10. Kanye West – “Black Skinhead”

Seven notes, synth toms, hyperventilation, and the truth.

Chance The Rapper

9. Chance The Rapper – “Cocoa Butter Kisses”

When Chance talks about putting Visine in his eyes because his grandma wouldn’t hug him otherwise, this self-deprecating, nicotine-stained gospel singalong becomes the stuff of great storytelling.

Janelle Monae

8. Janelle Monae – “Dance Apocalyptic”

If Janelle Monae was on the Titanic, that sad-sack string quartet would’ve been jettisoned right quick, in favor some absurdly, deliriously addictive R&B.

Rhye

7. Rhye – “Open”

When delivered in the right way, few things are sexier than a plea. With “Open,” Rhye takes the opposite tact of, say, James Brown, but its languorous, whispered appeals feel just as deliciously desperate.

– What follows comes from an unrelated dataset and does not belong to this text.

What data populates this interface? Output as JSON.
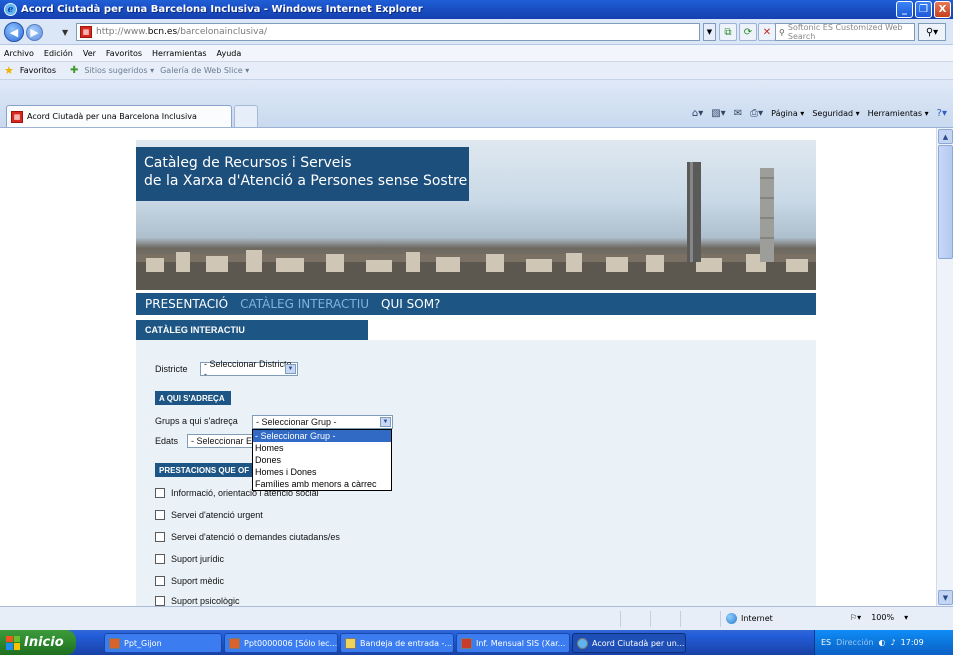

pusha_t_my_name_is_my_name

6. Pusha T – “Numbers On The Boards”

Push growls with the grizzled confidence of a junkyard dog, over a filthy-hot beat that sounds like a trash compacter on the fritz – giving a whole new meaning to the phrase “raw talent.”

Disclosure

5. Disclosure – “When A Fire Starts To Burn”

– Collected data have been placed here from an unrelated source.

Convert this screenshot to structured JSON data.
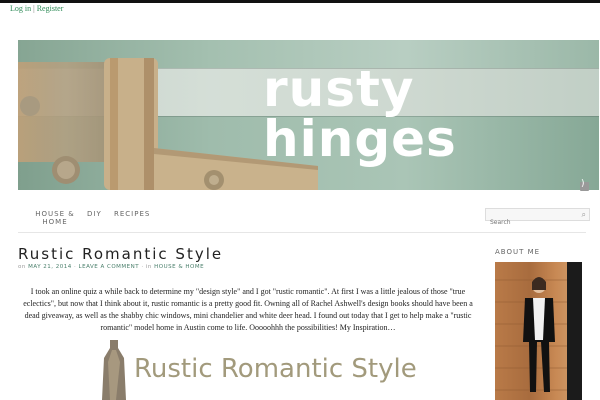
{
  "userlinks": {
    "login": "Log in",
    "separator": "|",
    "register": "Register"
  },
  "banner": {
    "title": "rusty hinges"
  },
  "nav": {
    "items": [
      {
        "label": "House &",
        "label2": "Home"
      },
      {
        "label": "DIY"
      },
      {
        "label": "Recipes"
      }
    ]
  },
  "search": {
    "placeholder": "Search"
  },
  "post": {
    "title": "Rustic Romantic Style",
    "meta_on": "on",
    "date": "May 21, 2014",
    "dot": "·",
    "comment_link": "Leave a Comment",
    "meta_in": "in",
    "category": "House & Home",
    "body": "I took an online quiz a while back to determine my \"design style\" and I got \"rustic romantic\". At first I was a little jealous of those \"true eclectics\", but now that I think about it, rustic romantic is a pretty good fit. Owning all of Rachel Ashwell's design books should have been a dead giveaway, as well as the shabby chic windows, mini chandelier and white deer head. I found out today that I get to help make a \"rustic romantic\" model home in Austin come to life. Ooooohhh the possibilities! My Inspiration…",
    "image_text": "Rustic Romantic Style"
  },
  "sidebar": {
    "about_title": "About Me"
  },
  "colors": {
    "link": "#2e8b57",
    "topbar": "#111111",
    "banner_teal": "#9db9aa"
  }
}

Take a snippet of molten-hot ranting from a guy who calls himself “The Hip Hop Preacher,” add a no-nonsense drum n’ bass groove, and you’ve got an eternal flame of a club jam.

M.I.A.

4. M.I.A. – “Come Walk With Me”

M.I.A. wrote the catchiest chorus of the year, and then pulverized it with an electronic air raid.

Drake

3. Drake – “Hold On, We’re Going Home”

The 1988 Marvin Gaye last call ballad that never was.

Kanye West

2. Kanye West – “Bound 2”

You’d think the last noise on Yeezus would be some kind of bloodcurdling scream. But it’s actually the reassuring coo of Brenda Lee’s voice, on a song that anchors a tempestuous album in the same way love anchors a man.

timthumb

1. Bill Callahan – “Small Plane”

Human flight is quite a feat, but Bill Callahan finds something else even more miraculous on this profound ode to love’s triumph over turbulence.